Comments on Our Money: Towards a New Monetary System

Thus far no comments on have been received on the English version of the book Our Money. Two comments are available on the Dutch version, by George Van Houts, theatre maker and activist, and Reinhold Widemann, retired economics professor and author of various books on money, the monetary system and banking.

Comments of George van Houts – theatre maker and activist

George van Houts is a well-known Dutch writer of successful plays, among others on banking and money. He is also one of the driving forces behind the Dutch Foundation Ons Geld (translation: Our Money) and the Burgerinitiatief Ons Geld (translation: Citizens Initiative Our Money), a successful public effort to get the issue of our monetary system and possible alternatives on the agenda of the Second Chamber of Parliament.

This is what Mr. Van Houts said about the booklet Ons Geld: What an excellent and well written booklet! However, one aspect of our story is not addressed: interest. How do we handle that?

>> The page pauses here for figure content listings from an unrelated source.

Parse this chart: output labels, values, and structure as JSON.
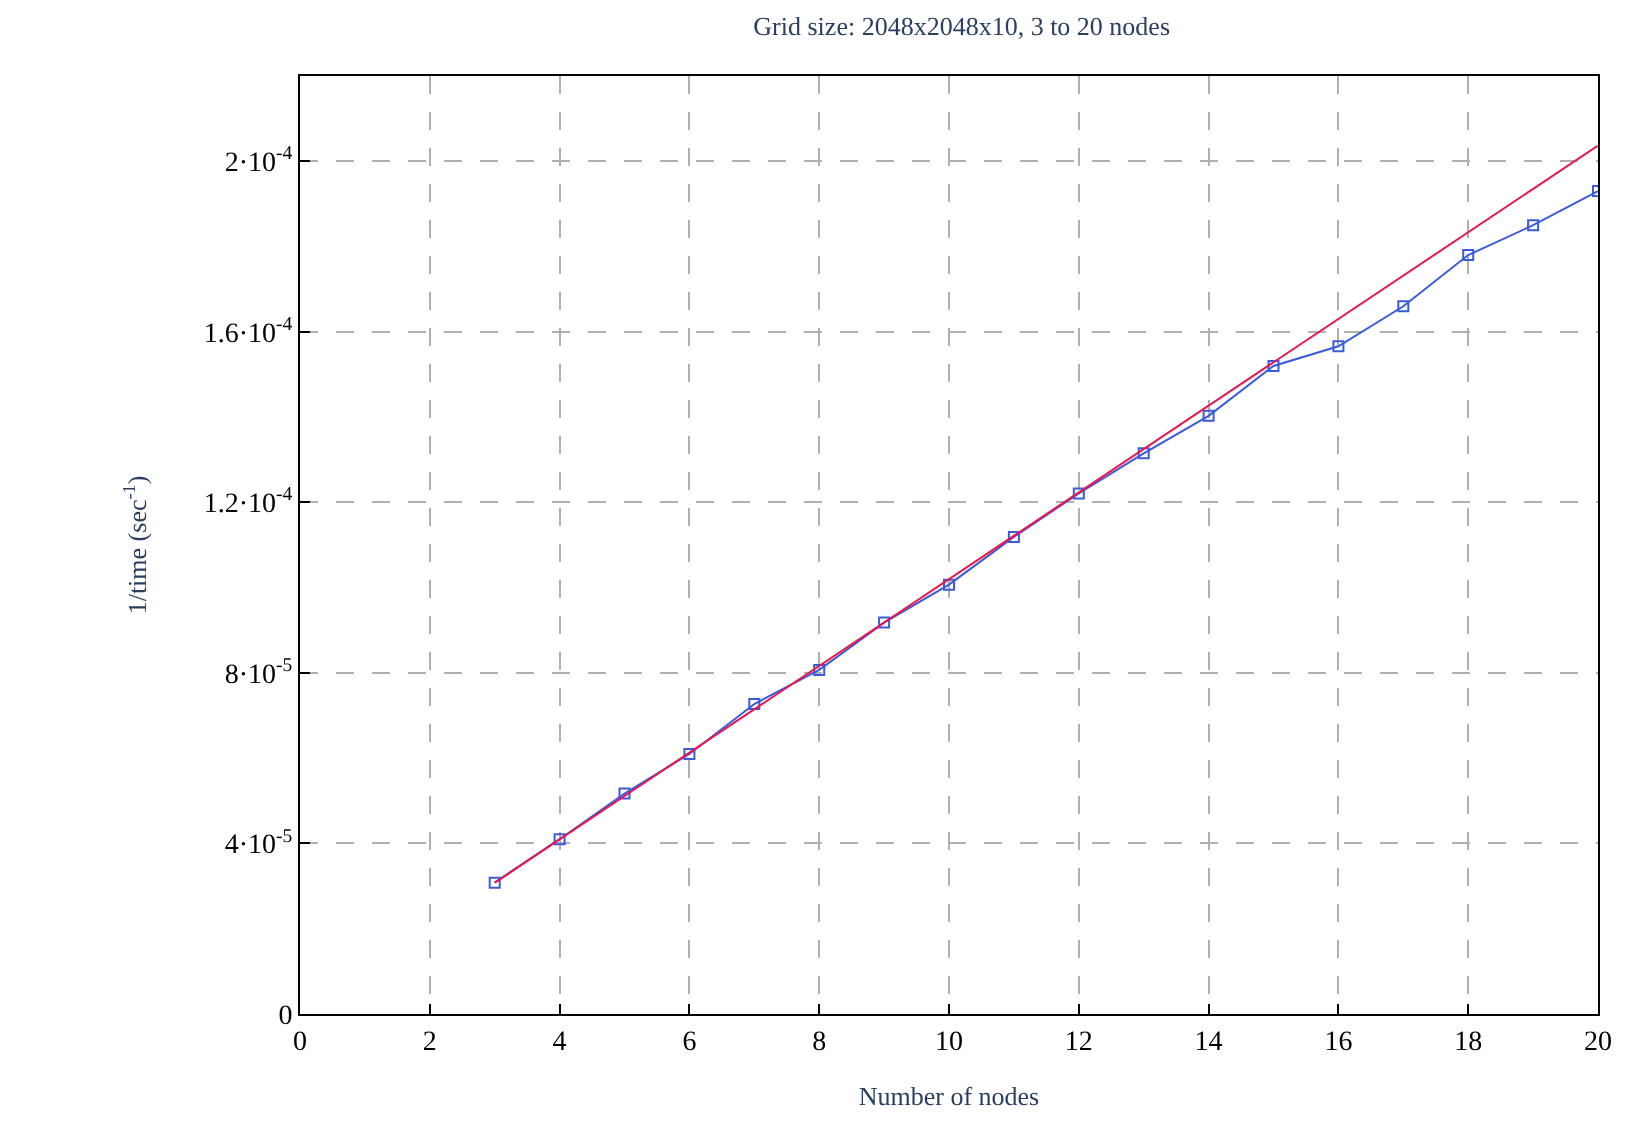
{
  "chart_data": {
    "type": "line",
    "title": "Grid size: 2048x2048x10, 3 to 20 nodes",
    "xlabel": "Number of nodes",
    "ylabel": "1/time (sec$^{-1}$)",
    "x": [
      3,
      4,
      5,
      6,
      7,
      8,
      9,
      10,
      11,
      12,
      13,
      14,
      15,
      16,
      17,
      18,
      19,
      20
    ],
    "series": [
      {
        "color": "#3b5bdb",
        "marker": "square",
        "values": [
          3.08e-05,
          4.1e-05,
          5.17e-05,
          6.1e-05,
          7.27e-05,
          8.07e-05,
          9.18e-05,
          0.0001007,
          0.0001119,
          0.0001221,
          0.0001315,
          0.0001403,
          0.000152,
          0.0001566,
          0.000166,
          0.000178,
          0.000185,
          0.000193
        ]
      },
      {
        "color": "#e8174f",
        "marker": "none",
        "x": [
          3,
          20
        ],
        "values": [
          3.08e-05,
          0.0002037
        ]
      }
    ],
    "xlim": [
      0,
      20
    ],
    "xticks": [
      0,
      2,
      4,
      6,
      8,
      10,
      12,
      14,
      16,
      18,
      20
    ],
    "ylim": [
      0,
      0.00022
    ],
    "yticks": [
      0,
      {
        "value": 4e-05,
        "label": "4·10$^{-5}$"
      },
      {
        "value": 8e-05,
        "label": "8·10$^{-5}$"
      },
      {
        "value": 0.00012,
        "label": "1.2·10$^{-4}$"
      },
      {
        "value": 0.00016,
        "label": "1.6·10$^{-4}$"
      },
      {
        "value": 0.0002,
        "label": "2·10$^{-4}$"
      }
    ],
    "grid": true,
    "legend": false,
    "line_style": "solid"
  }
}
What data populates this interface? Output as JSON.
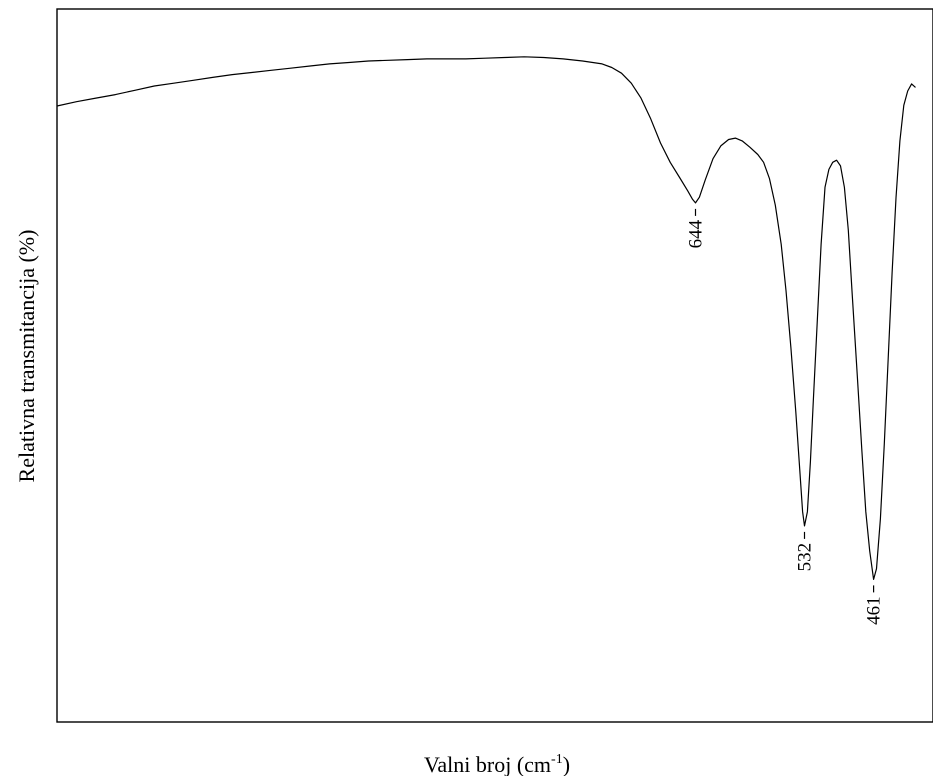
{
  "chart_data": {
    "type": "line",
    "title": "",
    "xlabel": "Valni broj (cm",
    "xlabel_sup": "-1",
    "xlabel_close": ")",
    "ylabel": "Relativna transmitancija (%)",
    "xlim": [
      1300,
      400
    ],
    "ylim": [
      0,
      100
    ],
    "grid": false,
    "legend": "none",
    "series": [
      {
        "color": "#000000",
        "points": [
          [
            1300,
            86.4
          ],
          [
            1280,
            87.0
          ],
          [
            1260,
            87.5
          ],
          [
            1240,
            88.0
          ],
          [
            1220,
            88.6
          ],
          [
            1200,
            89.2
          ],
          [
            1180,
            89.6
          ],
          [
            1160,
            90.0
          ],
          [
            1140,
            90.4
          ],
          [
            1120,
            90.8
          ],
          [
            1100,
            91.1
          ],
          [
            1080,
            91.4
          ],
          [
            1060,
            91.7
          ],
          [
            1040,
            92.0
          ],
          [
            1020,
            92.3
          ],
          [
            1000,
            92.5
          ],
          [
            980,
            92.7
          ],
          [
            960,
            92.8
          ],
          [
            940,
            92.9
          ],
          [
            920,
            93.0
          ],
          [
            900,
            93.0
          ],
          [
            880,
            93.0
          ],
          [
            860,
            93.1
          ],
          [
            840,
            93.2
          ],
          [
            820,
            93.3
          ],
          [
            800,
            93.2
          ],
          [
            780,
            93.0
          ],
          [
            760,
            92.7
          ],
          [
            740,
            92.3
          ],
          [
            730,
            91.8
          ],
          [
            720,
            91.0
          ],
          [
            710,
            89.6
          ],
          [
            700,
            87.5
          ],
          [
            690,
            84.6
          ],
          [
            680,
            81.2
          ],
          [
            670,
            78.5
          ],
          [
            660,
            76.3
          ],
          [
            652,
            74.5
          ],
          [
            647,
            73.3
          ],
          [
            644,
            72.8
          ],
          [
            640,
            73.6
          ],
          [
            634,
            76.0
          ],
          [
            626,
            79.0
          ],
          [
            618,
            80.8
          ],
          [
            610,
            81.7
          ],
          [
            603,
            81.9
          ],
          [
            596,
            81.5
          ],
          [
            588,
            80.6
          ],
          [
            580,
            79.6
          ],
          [
            574,
            78.5
          ],
          [
            568,
            76.2
          ],
          [
            562,
            72.5
          ],
          [
            556,
            67.0
          ],
          [
            551,
            60.5
          ],
          [
            546,
            52.5
          ],
          [
            541,
            43.5
          ],
          [
            537,
            35.5
          ],
          [
            534,
            29.5
          ],
          [
            532,
            27.5
          ],
          [
            529,
            29.5
          ],
          [
            526,
            36.5
          ],
          [
            523,
            45.0
          ],
          [
            519,
            56.0
          ],
          [
            515,
            67.0
          ],
          [
            511,
            75.0
          ],
          [
            507,
            77.5
          ],
          [
            503,
            78.5
          ],
          [
            499,
            78.8
          ],
          [
            495,
            78.0
          ],
          [
            491,
            75.0
          ],
          [
            487,
            69.0
          ],
          [
            483,
            60.0
          ],
          [
            478,
            49.0
          ],
          [
            473,
            38.0
          ],
          [
            469,
            29.5
          ],
          [
            465,
            24.0
          ],
          [
            461,
            20.0
          ],
          [
            458,
            21.5
          ],
          [
            454,
            28.5
          ],
          [
            450,
            39.0
          ],
          [
            446,
            51.0
          ],
          [
            442,
            63.0
          ],
          [
            438,
            73.5
          ],
          [
            434,
            81.5
          ],
          [
            430,
            86.5
          ],
          [
            426,
            88.5
          ],
          [
            422,
            89.5
          ],
          [
            418,
            89.0
          ]
        ]
      }
    ],
    "annotations": [
      {
        "x": 644,
        "y": 72.8,
        "label": "644"
      },
      {
        "x": 532,
        "y": 27.5,
        "label": "532"
      },
      {
        "x": 461,
        "y": 20.0,
        "label": "461"
      }
    ]
  }
}
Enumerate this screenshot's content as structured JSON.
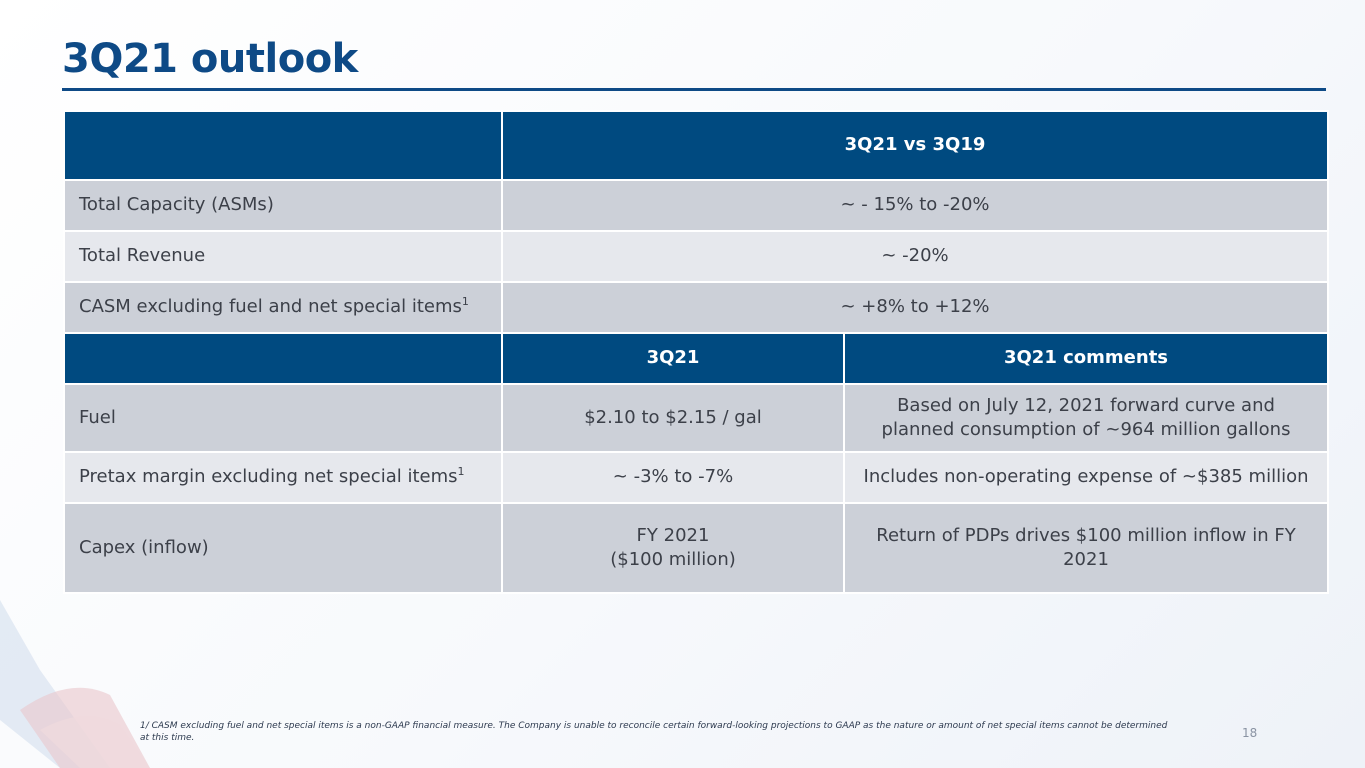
{
  "title": "3Q21 outlook",
  "table": {
    "top_header": "3Q21 vs 3Q19",
    "top_rows": [
      {
        "label": "Total Capacity (ASMs)",
        "value": "~ - 15% to -20%"
      },
      {
        "label": "Total Revenue",
        "value": "~ -20%"
      },
      {
        "label": "CASM excluding fuel and net special items",
        "sup": "1",
        "value": "~ +8% to +12%"
      }
    ],
    "sub_headers": [
      "3Q21",
      "3Q21 comments"
    ],
    "bottom_rows": [
      {
        "label": "Fuel",
        "value": "$2.10 to $2.15 / gal",
        "comment": "Based on July 12, 2021 forward curve and planned consumption of ~964 million gallons"
      },
      {
        "label": "Pretax margin excluding net special items",
        "sup": "1",
        "value": "~ -3% to -7%",
        "comment": "Includes non-operating expense of ~$385 million"
      },
      {
        "label": "Capex (inflow)",
        "value_line1": "FY 2021",
        "value_line2": "($100 million)",
        "comment": "Return of PDPs drives $100 million inflow in FY 2021"
      }
    ]
  },
  "footnote": "1/ CASM excluding fuel and net special items is a non-GAAP financial measure. The Company is unable to reconcile certain forward-looking projections to GAAP as the nature or amount of net special items cannot be determined at this time.",
  "page_number": "18",
  "colors": {
    "brand_blue": "#0e4a86",
    "header_blue": "#004a80",
    "row_dark": "#ccd0d8",
    "row_light": "#e6e8ed"
  }
}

The author of the booklet reacted as follows:

The booklet discusses interest rates mainly in terms of the need for growth (to repay debt and interest), an unavoidable consequence of money creation by private, profit-oriented banks. An obligation that would disappear in a system based on public money creation, in which part of the money created can be made available interest-free to the State for, for example, investment in the transition to an ecologically sustainable economy and society.

The booklet does not clearly state whether companies, citizens and the government should still pay interest on loans. There is not much on this topic in the documentation of Positive Money and other sources. However, it may be assumed that interest rates will remain linked to credit, especially if extended by profit-oriented organizations such as private banks or, for example, cooperatives. After all, lending and loan management carry a cost. The interest rate may be expected to cover at the very least the cots of extending and managing the loans.

The question is whether we should continue with private banking. The booklet argues for a public banking system, possibly next to private banks, but without the latter having the right, as now, to create money by providing loans. More information on public vs. private banking here (SUB-PAGE 6.7: BANKING: PUBLIC OR PRIVATE). On the other hand, providing credit implies charging interest which implies the need for growth – something we have to get away from, considering our resources are finite.

Public money creation would allow providing interest-free loans for socially useful investments, for example to private companies that build green infrastructure. At the same time interest could be charged on loans for less useful and non-sustainable items – the less environmentally sustainable, the higher the interest. This aspect needs further elaboration.

Comments of Reinold Widemann – economics professor (retired) and author

An extensive comment by retired economics professor Reinold Widemann, who authored several publications on money and banking, and an extensive response by the author of Our Money can be found here. His comments are of interest as they may be assumed to be fairly representative of the mainstream economic response to the book.

Mr. Widemann’s comments are critical, especially as far as increasing the role of government in money creation and money management is concerned. However, the fact that he has read the book and has provided an extensive commentary is positive and indicates the willingness to both discuss and consider alternatives to the current monetary system. Nonetheless public money creation as suggested in the booklet Our Money, by the Foundation Our Money and by the initiators of the Citizens’ Initiative is anathema, in the sense that Mr. Widemann’s commentary can be seen as typical of benevolent economists and those who consider themselves economically literate. Very briefly summarized it comes down to three beliefs which are presented below in italics and then, also very briefly, refuted in normal print.

  1. Government cannot be trusted to manage the money supply reliably: it lacks the expertise, and politicians will abuse the privilege, as history shows. This viewpoint ignores the current existence and role of central banks, which have an important role in managing the money supply, operate independently from politicians, and are generally well regarded even by economists. And it is historically false: thorough analysis has shown that in modern history major financial crises were mostly caused by the private sector, not by governments.
  2. The market is the only entity that can reliably balance the money supply with supply and demand and thus determine the economy’s need for money. This conveniently ignores the excessive creation of money through disproportionate debt creation that started in the 1990s. Most of the newly created money ended up in financial markets to be used for speculation, leading to various financial crises – lastly in 2007-2008. Likewise, since 2010 the basis is being laid for the next financial and economic crisis.
  3. Therefore there is not only no need to change the monetary system; it is also highly risky to do so and should therefore be avoided. This belief ignores the various financial and economic crises caused by the financial sector, in particular banks, since the 1990s. And it ignores the present risk of a new crisis occurring. A crisis that is likely to be even greater than the 2007 one – with governments less able to address the consequences by bailing out the banks once more.